If you're correcting someone on nomenclature please be more accurate, and if you're trolling, please be funnier.

4 comments

Dubstep proper is a near direct descendant of dub techno, pioneered in Berlin in the early 90s, following in the footsteps of Detroit techno from the 80s and the 2-step and acid house coming out of the UK and Chicago.

I live down the street from Hardwax, for fuck's sake.

As much as there is an aesthetic link between the berlin sound and early dubstep, the croydon lot weren't listening to lots of basic channel and stuff at the time.

The UK scene has its own independent subbass heritage. People in the london scene at least aren't generally that aware of what comes out of europe, especially back in the web 1.0 era we're talking about.

Check out this from 2000: http://www.youtube.com/watch?v=doMX6su9Ue0

And this from 95: http://www.youtube.com/watch?v=sjQZxMoF8Kc

Both pure london sounds.

Burial in particular was already doing that sound without having ever having heard of basic channel, until kode9 showed it to him.

http://blackdownsoundboy.blogspot.co.uk/2006/03/soundboy-bur...

Also living next to hardwax doesn't qualify you to know about tunes. My mum used to live near blackmarket and she hasn't got any dubs at all.

EDIT: Also technically the R&S lot took that sound from english people like Mad Professor in the 80s :P

You clearly don't hate to be a "genre pedant" :)
There are too many electronic music genres. A slight change to the timing of the drums or the way vocal samples are used should not propel a track into a completely different genre. Does all this come about because people are ultra specific about what they will dance to?
It comes about because the genre names describe the scene more than the music. There may be only relatively small (to an outsider) aesthetic differences between, say, progressive house and UKG, if you go to raves where each is played you will find the people playing and dancing to it are completely different, with almost no crossover. The racial makeup will be different, the age, social class, the drugs being used, the clothes worn.

That's why people differentiate dance music so carefully. When people talk about dubstep they aren't talking about a halfstep drumloop and a falling 808, they're talking about Third Base, Plastic People, Big Apple, Music House and Red Stripe. When people talk about berlin techno they're not just talking about 909s on the up and white noise filter bleeps, they're talking about Hardwax, Berghain and D&M.
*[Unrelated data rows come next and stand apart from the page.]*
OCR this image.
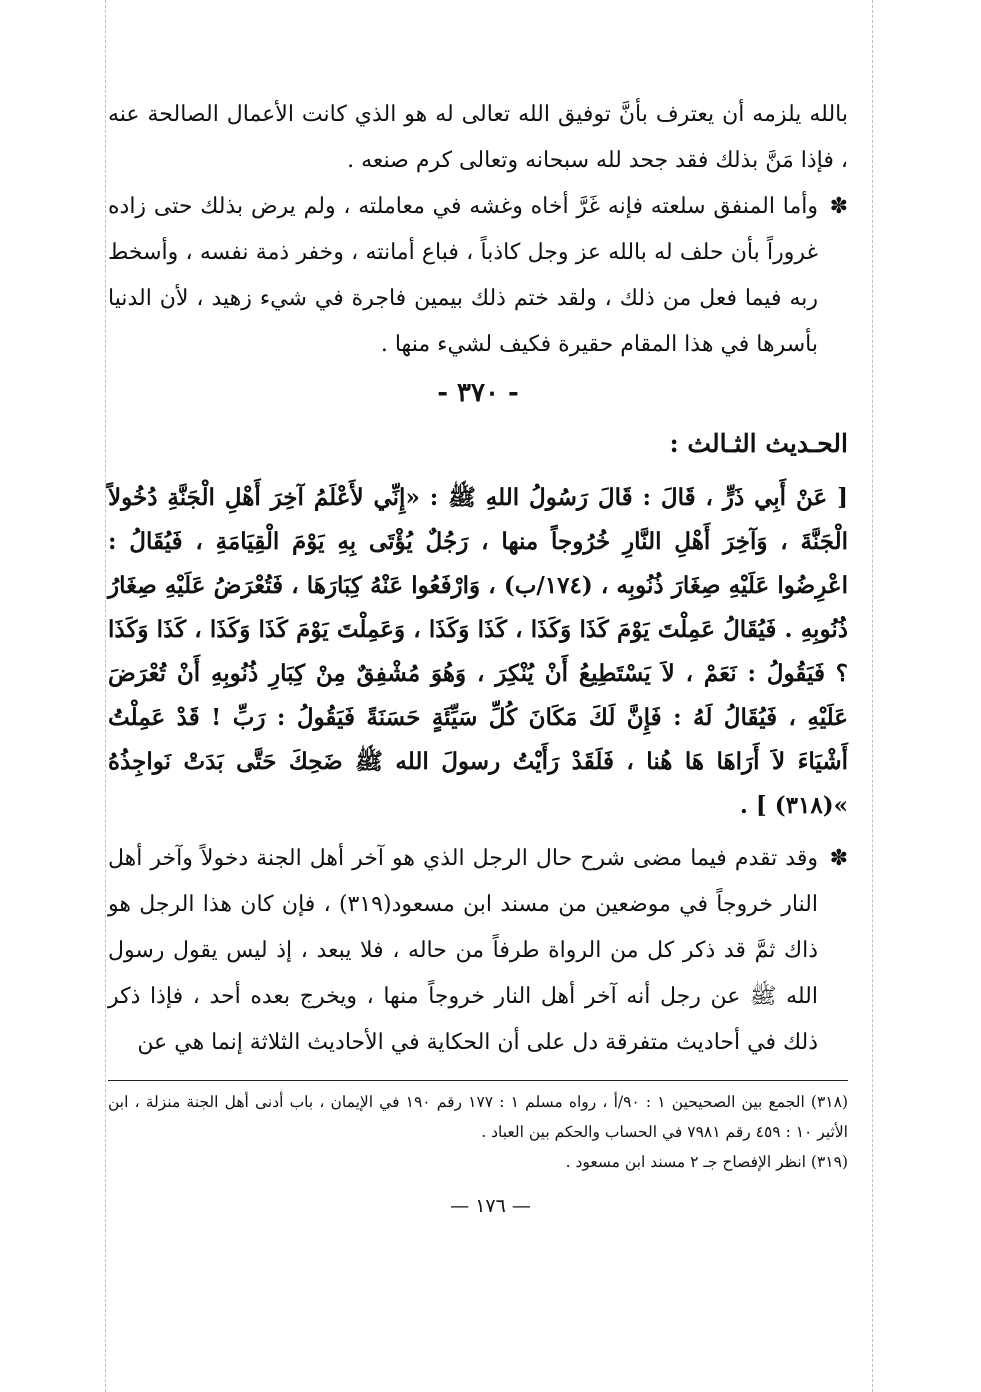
بالله يلزمه أن يعترف بأنَّ توفيق الله تعالى له هو الذي كانت الأعمال الصالحة عنه ، فإذا مَنَّ بذلك فقد جحد لله سبحانه وتعالى كرم صنعه .

✽
وأما المنفق سلعته فإنه غَرَّ أخاه وغشه في معاملته ، ولم يرض بذلك حتى زاده غروراً بأن حلف له بالله عز وجل كاذباً ، فباع أمانته ، وخفر ذمة نفسه ، وأسخط ربه فيما فعل من ذلك ، ولقد ختم ذلك بيمين فاجرة في شيء زهيد ، لأن الدنيا بأسرها في هذا المقام حقيرة فكيف لشيء منها .
- ٣٧٠ -
الحـديث الثـالث :

[ عَنْ أَبِي ذَرٍّ ، قَالَ : قَالَ رَسُولُ اللهِ ﷺ : «إِنِّي لأَعْلَمُ آخِرَ أَهْلِ الْجَنَّةِ دُخُولاً الْجَنَّةَ ، وَآخِرَ أَهْلِ النَّارِ خُرُوجاً منها ، رَجُلٌ يُؤْتَى بِهِ يَوْمَ الْقِيَامَةِ ، فَيُقَالُ : اعْرِضُوا عَلَيْهِ صِغَارَ ذُنُوبِه ، (١٧٤/ب) ، وَارْفَعُوا عَنْهُ كِبَارَهَا ، فَتُعْرَضُ عَلَيْهِ صِغَارُ ذُنُوبِهِ . فَيُقَالُ عَمِلْتَ يَوْمَ كَذَا وَكَذَا ، كَذَا وَكَذَا ، وَعَمِلْتَ يَوْمَ كَذَا وَكَذَا ، كَذَا وَكَذَا ؟ فَيَقُولُ : نَعَمْ ، لاَ يَسْتَطِيعُ أَنْ يُنْكِرَ ، وَهُوَ مُشْفِقٌ مِنْ كِبَارِ ذُنُوبِهِ أَنْ تُعْرَضَ عَلَيْهِ ، فَيُقَالُ لَهُ : فَإِنَّ لَكَ مَكَانَ كُلِّ سَيِّئَةٍ حَسَنَةً فَيَقُولُ : رَبِّ ! قَدْ عَمِلْتُ أَشْيَاءَ لاَ أَرَاهَا هَا هُنا ، فَلَقَدْ رَأَيْتُ رسولَ الله ﷺ ضَحِكَ حَتَّى بَدَتْ نَواجِذُهُ »(٣١٨) ] .

✽
وقد تقدم فيما مضى شرح حال الرجل الذي هو آخر أهل الجنة دخولاً وآخر أهل النار خروجاً في موضعين من مسند ابن مسعود(٣١٩) ، فإن كان هذا الرجل هو ذاك ثمَّ قد ذكر كل من الرواة طرفاً من حاله ، فلا يبعد ، إذ ليس يقول رسول الله ﷺ عن رجل أنه آخر أهل النار خروجاً منها ، ويخرج بعده أحد ، فإذا ذكر ذلك في أحاديث متفرقة دل على أن الحكاية في الأحاديث الثلاثة إنما هي عن

(٣١٨) الجمع بين الصحيحين ١ : ٩٠/أ ، رواه مسلم ١ : ١٧٧ رقم ١٩٠ في الإيمان ، باب أدنى أهل الجنة منزلة ، ابن الأثير ١٠ : ٤٥٩ رقم ٧٩٨١ في الحساب والحكم بين العباد .

(٣١٩) انظر الإفصاح جـ ٢ مسند ابن مسعود .

— ١٧٦ —
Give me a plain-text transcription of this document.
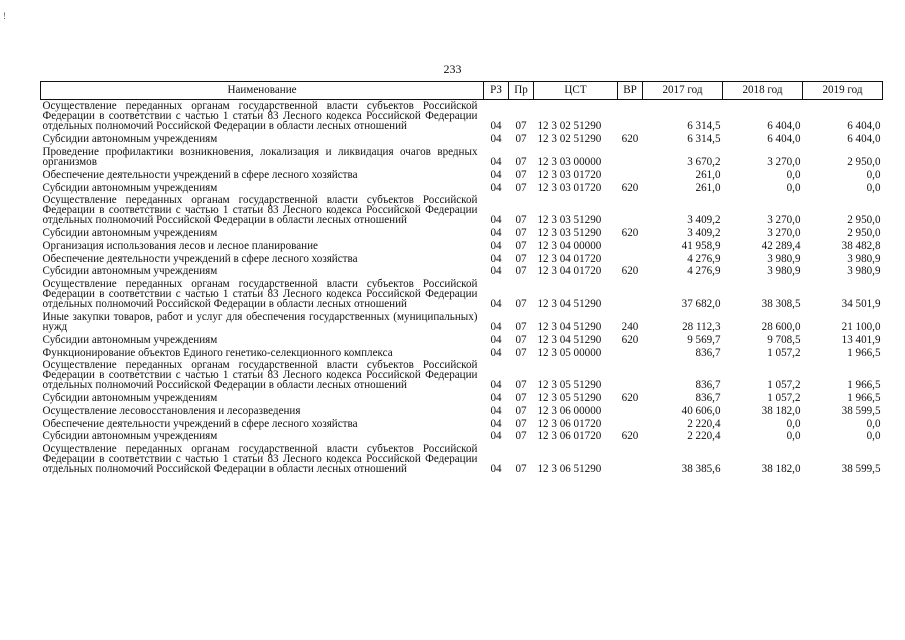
!
233
Наименование	РЗ	Пр	ЦСТ	ВР	2017 год	2018 год	2019 год
Осуществление переданных органам государственной власти субъектов Российской Федерации в соответствии с частью 1 статьи 83 Лесного кодекса Российской Федерации отдельных полномочий Российской Федерации в области лесных отношений	04	07	12 3 02 51290		6 314,5	6 404,0	6 404,0
Субсидии автономным учреждениям	04	07	12 3 02 51290	620	6 314,5	6 404,0	6 404,0
Проведение профилактики возникновения, локализация и ликвидация очагов вредных организмов	04	07	12 3 03 00000		3 670,2	3 270,0	2 950,0
Обеспечение деятельности учреждений в сфере лесного хозяйства	04	07	12 3 03 01720		261,0	0,0	0,0
Субсидии автономным учреждениям	04	07	12 3 03 01720	620	261,0	0,0	0,0
Осуществление переданных органам государственной власти субъектов Российской Федерации в соответствии с частью 1 статьи 83 Лесного кодекса Российской Федерации отдельных полномочий Российской Федерации в области лесных отношений	04	07	12 3 03 51290		3 409,2	3 270,0	2 950,0
Субсидии автономным учреждениям	04	07	12 3 03 51290	620	3 409,2	3 270,0	2 950,0
Организация использования лесов и лесное планирование	04	07	12 3 04 00000		41 958,9	42 289,4	38 482,8
Обеспечение деятельности учреждений в сфере лесного хозяйства	04	07	12 3 04 01720		4 276,9	3 980,9	3 980,9
Субсидии автономным учреждениям	04	07	12 3 04 01720	620	4 276,9	3 980,9	3 980,9
Осуществление переданных органам государственной власти субъектов Российской Федерации в соответствии с частью 1 статьи 83 Лесного кодекса Российской Федерации отдельных полномочий Российской Федерации в области лесных отношений	04	07	12 3 04 51290		37 682,0	38 308,5	34 501,9
Иные закупки товаров, работ и услуг для обеспечения государственных (муниципальных) нужд	04	07	12 3 04 51290	240	28 112,3	28 600,0	21 100,0
Субсидии автономным учреждениям	04	07	12 3 04 51290	620	9 569,7	9 708,5	13 401,9
Функционирование объектов Единого генетико-селекционного комплекса	04	07	12 3 05 00000		836,7	1 057,2	1 966,5
Осуществление переданных органам государственной власти субъектов Российской Федерации в соответствии с частью 1 статьи 83 Лесного кодекса Российской Федерации отдельных полномочий Российской Федерации в области лесных отношений	04	07	12 3 05 51290		836,7	1 057,2	1 966,5
Субсидии автономным учреждениям	04	07	12 3 05 51290	620	836,7	1 057,2	1 966,5
Осуществление лесовосстановления и лесоразведения	04	07	12 3 06 00000		40 606,0	38 182,0	38 599,5
Обеспечение деятельности учреждений в сфере лесного хозяйства	04	07	12 3 06 01720		2 220,4	0,0	0,0
Субсидии автономным учреждениям	04	07	12 3 06 01720	620	2 220,4	0,0	0,0
Осуществление переданных органам государственной власти субъектов Российской Федерации в соответствии с частью 1 статьи 83 Лесного кодекса Российской Федерации отдельных полномочий Российской Федерации в области лесных отношений	04	07	12 3 06 51290		38 385,6	38 182,0	38 599,5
Good answer. Its a shame that a more cosmopolitan attitude does not prevail.
True, although a certain amount of isolationism is needed to fully develop creative ideas. Really good new art is typically utterly alienating to everyone except you and your associates, and it needs to stay that way long enough so that you can explore its potential before outsiders are let in and the inevitable compromise and dilution begins.

The internet has kindof put a top to this and it's a shame. The creative engine of the london underground which produced dubstep and everything before it is chasing its own tail right now, devoid of new ideas, and it's partly for this reason IMO.

"Brostep" is actually a pretty good term for it.